感謝状を受け取る宮本さん㊧と中家さん

 適切な顧客対応でSNSを悪用したロマンス詐欺の被害を未然に防いだとして、御坊署は14日、株式会社紀陽銀行御坊支店の行員2人に感謝状を贈った。

 感謝状を受けたのは宮本真衣さん(39)=田辺市=、中家美夏さん(51)=みなべ町=で、同署によると、昨年12月6日、同支店を訪れた女性が60万円の振り込みを行ったところ、手続き後に振り込み先が入金停止口座と判明。詐欺の可能性があるとみながら、同13日に返金のため来てもらった女性に対し、中家さんが振り込みの理由を確認すると、「知人とのお金の貸し借り」と答えた。さらに返金するお金を女性が別の口座に振り込もうとしたことから、上司の宮本さんに報告。宮本さんが通報し、詳しく聴いたところ詐欺と分かった。

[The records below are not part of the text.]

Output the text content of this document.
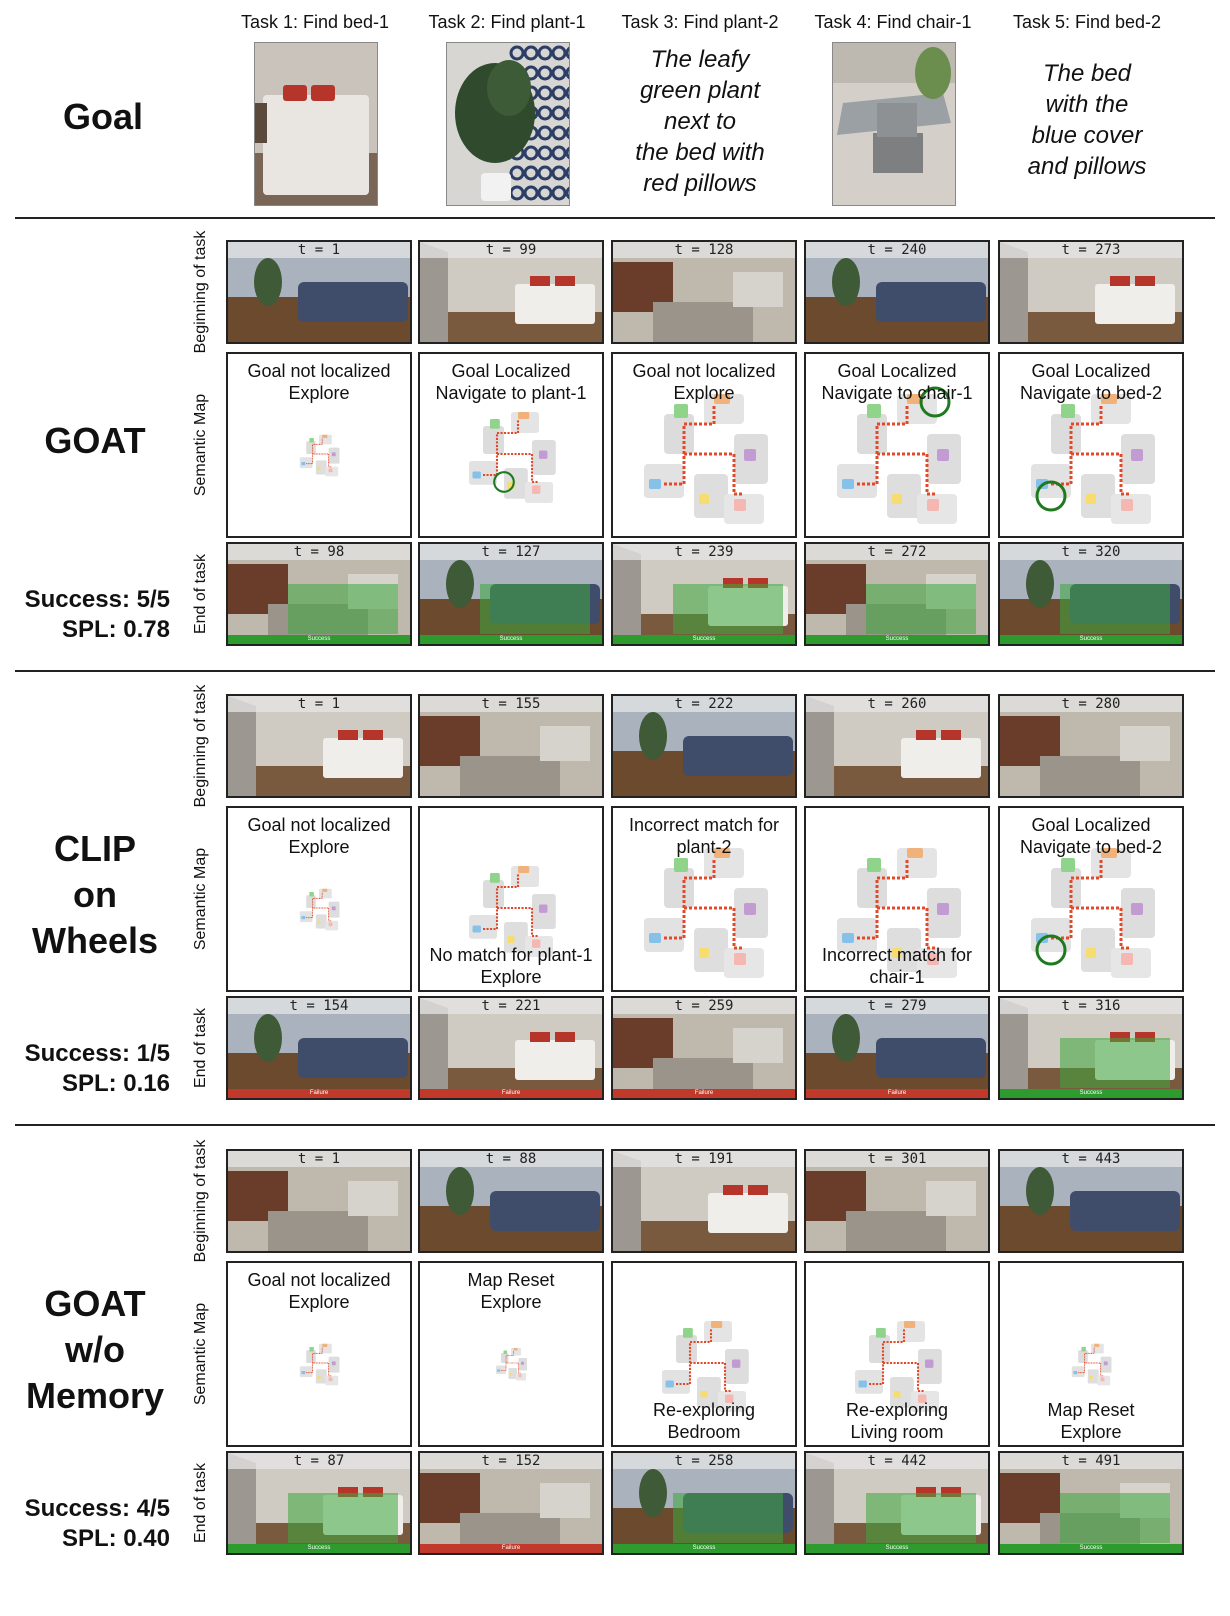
Goal
Task 1: Find bed-1	Task 2: Find plant-1	Task 3: Find plant-2
The leafy
green plant
next to
the bed with
red pillows
Task 4: Find chair-1	Task 5: Find bed-2
The bed
with the
blue cover
and pillows
GOAT
Success: 5/5
SPL: 0.78
Beginning of task
Semantic Map
End of task
t = 1
Goal not localized
Explore
t = 98
Success
t = 99
Goal Localized
Navigate to plant-1
t = 127
Success
t = 128
Goal not localized
Explore
t = 239
Success
t = 240
Goal Localized
Navigate to chair-1
t = 272
Success
t = 273
Goal Localized
Navigate to bed-2
t = 320
Success
CLIP
on
Wheels
Success: 1/5
SPL: 0.16
Beginning of task
Semantic Map
End of task
t = 1
Goal not localized
Explore
t = 154
Failure
t = 155
No match for plant-1
Explore
t = 221
Failure
t = 222
Incorrect match for
plant-2
t = 259
Failure
t = 260
Incorrect match for
chair-1
t = 279
Failure
t = 280
Goal Localized
Navigate to bed-2
t = 316
Success
GOAT
w/o
Memory
Success: 4/5
SPL: 0.40
Beginning of task
Semantic Map
End of task
t = 1
Goal not localized
Explore
t = 87
Success
t = 88
Map Reset
Explore
t = 152
Failure
t = 191
Re-exploring
Bedroom
t = 258
Success
t = 301
Re-exploring
Living room
t = 442
Success
t = 443
Map Reset
Explore
t = 491
Success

 調べによると、女性はSNSで知り合った海外の医師を名乗る男からお金を要求されていたという。同署は全国で被害が多発しているSNS型ロマンス詐欺とみて捜査中。この詐欺はSNSを通じて恋愛感情や親近感を抱かせ、その後、うそを言って金銭をだまし取る手口で、不特定多数の人から現金等をだまし取る特殊詐欺とは別に、SNS型投資詐欺とともに今年度から新たに分類され、県内でも合わせて昨年は11月末までに115件、8億8000万円以上の被害が認知されている(御坊署は0件)。

 感謝状は髙垣栄一署長が同支店を訪れ、贈呈。2人は詐欺を入金停止口座だったことで疑い、不審な振り込みの金額や理由から確信した。宮本さんは「金融機関は最後の砦。自分ごとのようにお客さまの身になって、話をしっかり聞くことができました。詐欺が多くなっているので事例を参考に、これからも人ごとではなく、お客さまに寄り添って業務を行っていきたい」、中家さんは「お話を聞かせていただく中で、こちらが『おかしい』と思っても、お客さまが気づいていないときがあり、なるべく傷つけないように心がけています。普段の会話が大事。私たちもお客さまも、詐欺に気づくためにも、これからも会話するようにしたい」と笑顔を見せた。